(pb; 1982)
From the back cover
“Flesh for Satan.
“In a deserted subway tunnel far below the city, a young woman is ritually slashed to pieces. . . In an apartment building across town, a little boy, seething with demonic urges, lures a friend down into the sub-basement. . . On shadowed streets, hordes of shrieking children are stalking human sacrifices for him.
“Horror beneath the city.
“Evil has erupted from the pits of Hell, its blessed minions hungering for the flesh and blood of terrified millions. A city is clutched in the dripping talons of unspeakable horror, devoured in the nightmare battle between the forces of good. . . and the invincible armies of eternal darkness.”
Review
Cellar is an Old School/1980s horror novel that harkens back to the time when visiting Times Square could be a dangerous, overtly grimy and thrilling experience. In it, writer and researcher Carl Lanyard, is hired by his morally dubious and mysterious publisher (Trismegestes) to be an “occult consultant” to the police to help them solve a string of bizarre, especially nasty murders that hide deeper, darker and more ancient secrets. Like many novels of this period, Cellar is thick-vivid with New York-centric description, detailing its slime and charms, human and beyond.

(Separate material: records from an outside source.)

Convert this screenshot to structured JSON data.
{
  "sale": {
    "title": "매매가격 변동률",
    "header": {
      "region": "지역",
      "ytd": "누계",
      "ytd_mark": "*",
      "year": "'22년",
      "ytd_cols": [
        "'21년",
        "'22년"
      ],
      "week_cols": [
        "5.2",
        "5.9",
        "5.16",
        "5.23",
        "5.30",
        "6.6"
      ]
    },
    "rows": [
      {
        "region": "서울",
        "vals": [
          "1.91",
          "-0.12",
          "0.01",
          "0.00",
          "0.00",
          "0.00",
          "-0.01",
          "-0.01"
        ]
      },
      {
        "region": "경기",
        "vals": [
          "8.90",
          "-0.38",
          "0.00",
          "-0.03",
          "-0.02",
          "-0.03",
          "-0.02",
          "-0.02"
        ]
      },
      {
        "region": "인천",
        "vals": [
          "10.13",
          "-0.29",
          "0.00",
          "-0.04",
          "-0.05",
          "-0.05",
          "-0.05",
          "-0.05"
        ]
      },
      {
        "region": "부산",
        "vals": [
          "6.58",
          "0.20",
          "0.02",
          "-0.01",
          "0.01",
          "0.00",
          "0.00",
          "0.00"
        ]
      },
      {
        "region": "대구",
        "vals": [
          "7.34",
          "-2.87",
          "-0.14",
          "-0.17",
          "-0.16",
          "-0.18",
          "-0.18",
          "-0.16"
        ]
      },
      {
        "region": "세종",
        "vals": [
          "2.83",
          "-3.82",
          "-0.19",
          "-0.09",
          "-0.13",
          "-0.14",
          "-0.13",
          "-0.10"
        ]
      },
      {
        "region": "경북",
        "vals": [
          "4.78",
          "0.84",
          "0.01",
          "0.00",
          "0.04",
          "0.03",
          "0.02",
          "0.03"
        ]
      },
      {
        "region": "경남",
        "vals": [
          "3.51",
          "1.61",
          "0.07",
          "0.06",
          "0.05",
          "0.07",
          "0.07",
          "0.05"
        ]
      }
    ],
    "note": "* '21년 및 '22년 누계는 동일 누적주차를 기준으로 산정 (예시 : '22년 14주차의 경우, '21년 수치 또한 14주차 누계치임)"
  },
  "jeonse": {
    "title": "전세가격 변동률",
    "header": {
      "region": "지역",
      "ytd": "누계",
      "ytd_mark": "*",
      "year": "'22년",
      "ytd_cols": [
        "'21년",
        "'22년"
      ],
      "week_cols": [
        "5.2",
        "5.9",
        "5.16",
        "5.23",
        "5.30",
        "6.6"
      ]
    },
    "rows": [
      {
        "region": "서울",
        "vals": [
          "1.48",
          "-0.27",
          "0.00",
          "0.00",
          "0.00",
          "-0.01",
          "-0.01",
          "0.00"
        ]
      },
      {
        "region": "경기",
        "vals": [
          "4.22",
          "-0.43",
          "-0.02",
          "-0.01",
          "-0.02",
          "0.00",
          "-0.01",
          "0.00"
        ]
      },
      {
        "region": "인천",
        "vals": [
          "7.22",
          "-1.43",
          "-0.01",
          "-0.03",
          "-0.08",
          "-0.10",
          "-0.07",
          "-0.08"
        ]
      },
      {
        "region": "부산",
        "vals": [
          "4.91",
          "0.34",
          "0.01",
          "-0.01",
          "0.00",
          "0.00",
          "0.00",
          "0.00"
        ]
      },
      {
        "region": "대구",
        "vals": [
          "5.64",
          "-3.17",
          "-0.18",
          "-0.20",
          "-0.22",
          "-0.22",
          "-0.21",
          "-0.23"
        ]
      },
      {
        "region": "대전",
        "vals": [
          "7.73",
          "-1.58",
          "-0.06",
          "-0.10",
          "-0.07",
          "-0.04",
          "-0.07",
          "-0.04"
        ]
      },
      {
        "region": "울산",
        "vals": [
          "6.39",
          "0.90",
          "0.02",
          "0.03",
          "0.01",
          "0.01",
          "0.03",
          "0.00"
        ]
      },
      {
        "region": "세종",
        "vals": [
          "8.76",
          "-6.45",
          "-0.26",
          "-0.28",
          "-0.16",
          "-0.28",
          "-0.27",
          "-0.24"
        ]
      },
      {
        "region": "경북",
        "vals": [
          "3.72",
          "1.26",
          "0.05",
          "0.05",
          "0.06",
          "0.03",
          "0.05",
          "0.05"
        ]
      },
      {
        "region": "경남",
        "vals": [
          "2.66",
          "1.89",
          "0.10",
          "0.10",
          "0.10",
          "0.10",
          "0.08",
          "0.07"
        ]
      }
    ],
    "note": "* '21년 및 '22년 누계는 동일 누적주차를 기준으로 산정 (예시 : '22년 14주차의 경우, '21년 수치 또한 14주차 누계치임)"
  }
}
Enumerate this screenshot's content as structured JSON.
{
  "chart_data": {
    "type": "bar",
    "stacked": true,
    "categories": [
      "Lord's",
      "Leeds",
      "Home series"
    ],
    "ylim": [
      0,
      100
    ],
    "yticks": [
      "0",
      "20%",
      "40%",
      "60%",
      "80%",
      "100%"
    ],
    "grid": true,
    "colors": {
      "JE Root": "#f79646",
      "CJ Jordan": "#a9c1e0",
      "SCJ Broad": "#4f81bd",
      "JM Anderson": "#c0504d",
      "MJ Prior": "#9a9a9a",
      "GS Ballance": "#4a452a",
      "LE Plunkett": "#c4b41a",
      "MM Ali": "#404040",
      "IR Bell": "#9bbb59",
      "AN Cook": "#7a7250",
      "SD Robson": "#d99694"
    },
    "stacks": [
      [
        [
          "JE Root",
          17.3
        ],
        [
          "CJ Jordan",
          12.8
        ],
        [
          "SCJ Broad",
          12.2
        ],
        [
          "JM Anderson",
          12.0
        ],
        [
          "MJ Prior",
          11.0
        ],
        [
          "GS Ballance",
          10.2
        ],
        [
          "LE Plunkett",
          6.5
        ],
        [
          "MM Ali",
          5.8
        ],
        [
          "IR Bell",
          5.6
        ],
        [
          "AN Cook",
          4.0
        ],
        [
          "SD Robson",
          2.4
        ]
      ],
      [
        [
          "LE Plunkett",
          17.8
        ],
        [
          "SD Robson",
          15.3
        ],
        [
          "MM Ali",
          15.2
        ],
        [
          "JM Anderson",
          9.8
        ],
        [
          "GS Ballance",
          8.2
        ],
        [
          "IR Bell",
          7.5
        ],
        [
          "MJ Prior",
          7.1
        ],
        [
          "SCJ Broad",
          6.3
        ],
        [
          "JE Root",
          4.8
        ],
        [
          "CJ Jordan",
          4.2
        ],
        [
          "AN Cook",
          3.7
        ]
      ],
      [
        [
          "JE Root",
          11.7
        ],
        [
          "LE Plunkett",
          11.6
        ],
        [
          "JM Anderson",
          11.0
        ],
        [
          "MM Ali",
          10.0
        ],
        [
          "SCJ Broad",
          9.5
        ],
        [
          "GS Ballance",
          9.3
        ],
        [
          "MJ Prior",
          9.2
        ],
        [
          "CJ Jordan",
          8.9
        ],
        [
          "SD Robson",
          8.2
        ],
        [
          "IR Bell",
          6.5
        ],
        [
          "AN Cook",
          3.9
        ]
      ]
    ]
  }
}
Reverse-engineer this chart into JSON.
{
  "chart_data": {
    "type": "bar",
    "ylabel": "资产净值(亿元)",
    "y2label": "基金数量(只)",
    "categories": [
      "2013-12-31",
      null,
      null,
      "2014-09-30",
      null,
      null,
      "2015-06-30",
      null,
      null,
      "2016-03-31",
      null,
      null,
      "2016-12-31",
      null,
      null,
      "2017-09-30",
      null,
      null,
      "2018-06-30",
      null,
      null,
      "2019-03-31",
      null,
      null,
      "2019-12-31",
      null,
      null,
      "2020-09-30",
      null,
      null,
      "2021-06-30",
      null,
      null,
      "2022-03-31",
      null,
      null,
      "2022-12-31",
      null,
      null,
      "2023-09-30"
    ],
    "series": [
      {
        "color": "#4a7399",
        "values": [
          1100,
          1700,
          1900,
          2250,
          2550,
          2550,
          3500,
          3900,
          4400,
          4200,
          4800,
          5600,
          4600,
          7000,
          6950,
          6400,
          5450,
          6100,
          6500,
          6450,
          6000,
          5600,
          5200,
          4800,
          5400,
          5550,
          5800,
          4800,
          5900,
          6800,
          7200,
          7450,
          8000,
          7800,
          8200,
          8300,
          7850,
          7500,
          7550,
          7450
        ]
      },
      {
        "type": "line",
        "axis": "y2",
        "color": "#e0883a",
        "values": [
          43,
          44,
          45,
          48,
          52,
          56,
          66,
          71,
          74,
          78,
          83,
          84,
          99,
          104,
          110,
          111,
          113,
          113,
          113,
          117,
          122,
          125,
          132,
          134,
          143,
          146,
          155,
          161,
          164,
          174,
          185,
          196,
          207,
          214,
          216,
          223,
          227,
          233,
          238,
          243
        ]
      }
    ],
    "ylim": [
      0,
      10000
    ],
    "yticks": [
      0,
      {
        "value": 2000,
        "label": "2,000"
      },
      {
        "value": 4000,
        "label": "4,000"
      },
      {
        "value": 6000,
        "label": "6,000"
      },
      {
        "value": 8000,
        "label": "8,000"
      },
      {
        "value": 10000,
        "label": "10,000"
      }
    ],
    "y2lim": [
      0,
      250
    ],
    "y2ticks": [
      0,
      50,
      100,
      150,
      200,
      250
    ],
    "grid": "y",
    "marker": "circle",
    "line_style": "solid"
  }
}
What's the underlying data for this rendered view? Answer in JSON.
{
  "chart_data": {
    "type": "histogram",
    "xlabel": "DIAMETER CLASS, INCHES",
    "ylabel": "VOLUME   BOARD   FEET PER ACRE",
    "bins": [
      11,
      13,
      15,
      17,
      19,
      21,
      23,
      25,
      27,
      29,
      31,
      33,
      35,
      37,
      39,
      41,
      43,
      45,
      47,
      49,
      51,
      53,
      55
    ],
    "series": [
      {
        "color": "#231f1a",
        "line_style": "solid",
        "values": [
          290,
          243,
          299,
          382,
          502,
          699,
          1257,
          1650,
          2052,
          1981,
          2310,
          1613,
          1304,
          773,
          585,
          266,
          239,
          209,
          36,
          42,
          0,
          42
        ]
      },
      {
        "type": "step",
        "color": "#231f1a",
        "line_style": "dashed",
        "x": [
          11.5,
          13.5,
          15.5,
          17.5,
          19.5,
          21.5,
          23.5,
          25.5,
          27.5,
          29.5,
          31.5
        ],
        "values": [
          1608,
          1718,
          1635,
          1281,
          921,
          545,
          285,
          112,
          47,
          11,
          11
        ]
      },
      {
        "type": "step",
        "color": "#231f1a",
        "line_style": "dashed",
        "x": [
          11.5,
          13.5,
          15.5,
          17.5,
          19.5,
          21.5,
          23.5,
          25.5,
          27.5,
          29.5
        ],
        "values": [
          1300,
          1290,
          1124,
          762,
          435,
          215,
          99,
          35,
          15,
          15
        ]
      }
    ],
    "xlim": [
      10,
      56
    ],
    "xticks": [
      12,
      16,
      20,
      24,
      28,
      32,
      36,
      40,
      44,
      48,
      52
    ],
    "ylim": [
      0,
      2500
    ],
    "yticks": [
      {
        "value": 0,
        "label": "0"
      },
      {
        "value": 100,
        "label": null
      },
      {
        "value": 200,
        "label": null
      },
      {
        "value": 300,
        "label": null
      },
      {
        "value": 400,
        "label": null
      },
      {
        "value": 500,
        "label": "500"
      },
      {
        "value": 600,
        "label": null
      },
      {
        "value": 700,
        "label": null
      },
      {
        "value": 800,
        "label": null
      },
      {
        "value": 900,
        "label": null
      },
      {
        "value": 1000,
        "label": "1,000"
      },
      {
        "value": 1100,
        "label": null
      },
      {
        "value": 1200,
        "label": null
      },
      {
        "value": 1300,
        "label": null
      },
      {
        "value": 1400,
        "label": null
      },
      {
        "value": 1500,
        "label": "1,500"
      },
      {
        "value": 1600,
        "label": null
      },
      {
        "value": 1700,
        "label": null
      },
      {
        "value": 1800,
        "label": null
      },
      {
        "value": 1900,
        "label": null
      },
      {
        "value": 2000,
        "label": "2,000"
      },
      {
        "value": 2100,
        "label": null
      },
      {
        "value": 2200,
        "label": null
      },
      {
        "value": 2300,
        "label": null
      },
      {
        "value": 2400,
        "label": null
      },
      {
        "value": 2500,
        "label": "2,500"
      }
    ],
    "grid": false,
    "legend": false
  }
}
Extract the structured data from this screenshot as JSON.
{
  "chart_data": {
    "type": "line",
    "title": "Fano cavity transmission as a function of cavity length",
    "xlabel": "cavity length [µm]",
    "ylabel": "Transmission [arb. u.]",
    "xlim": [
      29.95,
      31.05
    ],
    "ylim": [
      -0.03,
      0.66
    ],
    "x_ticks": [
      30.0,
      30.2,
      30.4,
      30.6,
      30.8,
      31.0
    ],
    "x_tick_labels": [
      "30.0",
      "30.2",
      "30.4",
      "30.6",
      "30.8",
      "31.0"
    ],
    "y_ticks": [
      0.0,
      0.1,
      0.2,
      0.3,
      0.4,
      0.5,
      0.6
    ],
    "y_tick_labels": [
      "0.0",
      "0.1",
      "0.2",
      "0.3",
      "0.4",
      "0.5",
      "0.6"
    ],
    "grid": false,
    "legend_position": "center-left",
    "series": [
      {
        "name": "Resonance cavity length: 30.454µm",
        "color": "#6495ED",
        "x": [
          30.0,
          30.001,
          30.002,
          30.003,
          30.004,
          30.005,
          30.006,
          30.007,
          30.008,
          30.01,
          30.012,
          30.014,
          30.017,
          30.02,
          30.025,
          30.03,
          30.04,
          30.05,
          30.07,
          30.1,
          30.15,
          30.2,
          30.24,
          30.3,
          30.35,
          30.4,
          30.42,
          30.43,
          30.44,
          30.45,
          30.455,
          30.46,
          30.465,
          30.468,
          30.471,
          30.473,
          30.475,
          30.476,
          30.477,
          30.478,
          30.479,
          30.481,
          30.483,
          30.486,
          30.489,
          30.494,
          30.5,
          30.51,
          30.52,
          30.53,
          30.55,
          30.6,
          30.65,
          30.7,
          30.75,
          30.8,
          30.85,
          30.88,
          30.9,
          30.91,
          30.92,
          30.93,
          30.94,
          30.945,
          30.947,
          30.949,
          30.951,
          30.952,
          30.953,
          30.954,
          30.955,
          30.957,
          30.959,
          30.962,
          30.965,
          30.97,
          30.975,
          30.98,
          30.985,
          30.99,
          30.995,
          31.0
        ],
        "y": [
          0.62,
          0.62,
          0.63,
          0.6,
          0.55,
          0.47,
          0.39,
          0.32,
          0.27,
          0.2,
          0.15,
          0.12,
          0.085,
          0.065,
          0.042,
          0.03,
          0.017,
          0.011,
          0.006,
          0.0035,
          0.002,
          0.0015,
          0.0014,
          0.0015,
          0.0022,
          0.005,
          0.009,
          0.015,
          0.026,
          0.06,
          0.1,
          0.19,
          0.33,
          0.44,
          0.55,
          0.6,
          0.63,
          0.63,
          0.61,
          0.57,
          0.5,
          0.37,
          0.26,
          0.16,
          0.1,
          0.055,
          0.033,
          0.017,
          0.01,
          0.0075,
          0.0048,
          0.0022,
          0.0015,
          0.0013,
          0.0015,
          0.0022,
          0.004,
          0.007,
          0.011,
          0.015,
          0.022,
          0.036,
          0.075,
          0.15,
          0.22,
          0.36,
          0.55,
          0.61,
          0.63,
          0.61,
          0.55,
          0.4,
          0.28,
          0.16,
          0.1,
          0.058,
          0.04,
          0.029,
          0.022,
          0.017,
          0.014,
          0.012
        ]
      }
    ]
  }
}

If you’re familiar with this era of genre writing, you may well see where this cinematic, entertaining and well-written B-flick (and character-impelled) story is going, but it’s a joyously, unrepentantly gory, smutty, and hallucination-riddled ride with a darkly hilarious vibe, one worth checking out, especially if you’re a fan of William Hjortsberg’s 1978 novel Falling Angel (and its resulting 1987 movie Angel Heart), Clive Barker’s 1984 Books of Blood Vol. 1 story “The Midnight Meat Train” (and its 2008 media-leap spawn film of the same name), and the Jack Cardiff-helmed The Mutations (1974; aka The Freakmaker).